Noctilucent Cloud - Formation

Formation

Night clouds or noctilucent clouds are composed of tiny crystals of water ice up to 100 nm in diameter and exist at a height of about 76 to 85 km (47 to 53 mi), higher than any other clouds in Earth's atmosphere. Clouds in the Earth's lower atmosphere form when water collects on particles, but mesospheric clouds may form directly from water vapour in addition to forming on dust particles.

The sources of both the dust and the water vapour in the upper atmosphere are not known with certainty. The dust is believed to come from micrometeors, although particulates from volcanoes and dust from the troposphere are also possibilities. The moisture could be lifted through gaps in the tropopause, as well as forming from the reaction of methane with hydroxyl radicals in the stratosphere.

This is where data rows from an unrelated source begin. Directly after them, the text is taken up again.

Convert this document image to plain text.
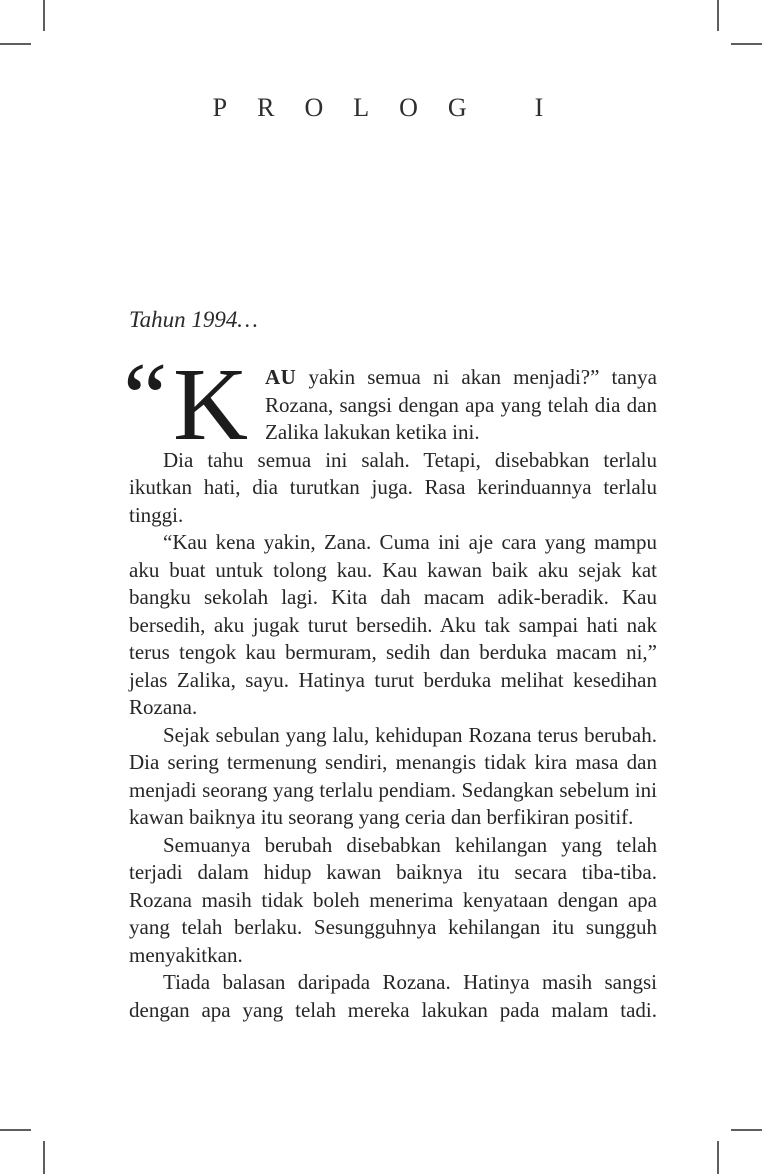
PROLOG I

Tahun 1994…

“ K AU yakin semua ni akan menjadi?” tanya Rozana, sangsi dengan apa yang telah dia dan Zalika lakukan ketika ini.

Dia tahu semua ini salah. Tetapi, disebabkan terlalu ikutkan hati, dia turutkan juga. Rasa kerinduannya terlalu tinggi.

“Kau kena yakin, Zana. Cuma ini aje cara yang mampu aku buat untuk tolong kau. Kau kawan baik aku sejak kat bangku sekolah lagi. Kita dah macam adik-beradik. Kau bersedih, aku jugak turut bersedih. Aku tak sampai hati nak terus tengok kau bermuram, sedih dan berduka macam ni,” jelas Zalika, sayu. Hatinya turut berduka melihat kesedihan Rozana.

Sejak sebulan yang lalu, kehidupan Rozana terus berubah. Dia sering termenung sendiri, menangis tidak kira masa dan menjadi seorang yang terlalu pendiam. Sedangkan sebelum ini kawan baiknya itu seorang yang ceria dan berfikiran positif.

Semuanya berubah disebabkan kehilangan yang telah terjadi dalam hidup kawan baiknya itu secara tiba-tiba. Rozana masih tidak boleh menerima kenyataan dengan apa yang telah berlaku. Sesungguhnya kehilangan itu sungguh menyakitkan.

Tiada balasan daripada Rozana. Hatinya masih sangsi dengan apa yang telah mereka lakukan pada malam tadi.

The exhaust from Space Shuttles, which is almost entirely water vapour after the detachment of the Solid Rocket Booster at a height of about 46 km, has been found to generate minuscule individual clouds. About half of the vapour is released into the thermosphere, usually at altitudes of 103 to 114 km (64 to 71 mi).

This exhaust can be transported to the Arctic region in little over a day, although the exact mechanism of this very high-speed transport is unknown. As the water migrates northward, it falls from the thermosphere down into the colder mesosphere, which occupies the region of the atmosphere just below. Although this mechanism is the cause of individual noctilucent clouds, it is not thought to be a major contributor to the phenomenon as a whole.

As the mesosphere contains very little moisture, approximately one hundred millionth that of air from the Sahara desert, and is extremely thin, the ice crystals can only form at temperatures below about −120 °C (−184 °F). This means that noctilucent clouds form predominantly during summer when, counterintuitively, the mesosphere is coldest, therefore they can't be observed (even if they are present) inside the Polar circles because the Sun is never low enough under the horizon at this season at these latitudes. Noctilucent clouds form mostly near the polar regions, because the mesosphere is coldest there. Clouds in the southern hemisphere are about 1 km (0.62 mi) higher than those in the northern hemisphere.

Ultraviolet radiation from the Sun breaks water molecules apart, reducing the amount of water available to form noctilucent clouds. The radiation is known to vary cyclically with the solar cycle and satellites have been tracking the decrease in brightness of the clouds with the increase of ultraviolet radiation for the last two solar cycles. It has been found that changes in the clouds follow changes in the intensity of ultraviolet rays by about a year, but the reason for this long lag is not yet known.

Noctilucent clouds are known to exhibit high radar reflectivity, in a frequency range of 50 MHz to 1.3 GHz. This behaviour is not well understood but a Caltech professor, Paul Bellan, has proposed a possible explanation: that the ice grains become coated with a thin metal film composed of sodium and iron, which makes the cloud far more reflective to radar, although this explanation remains controversial. Sodium and iron atoms are stripped from incoming micrometeors and settle into a layer just above the altitude of noctilucent clouds, and measurements have shown that these elements are severely depleted when the clouds are present. Other experiments have demonstrated that, at the extremely cold temperatures of a noctilucent cloud, sodium vapour can rapidly be deposited onto an ice surface.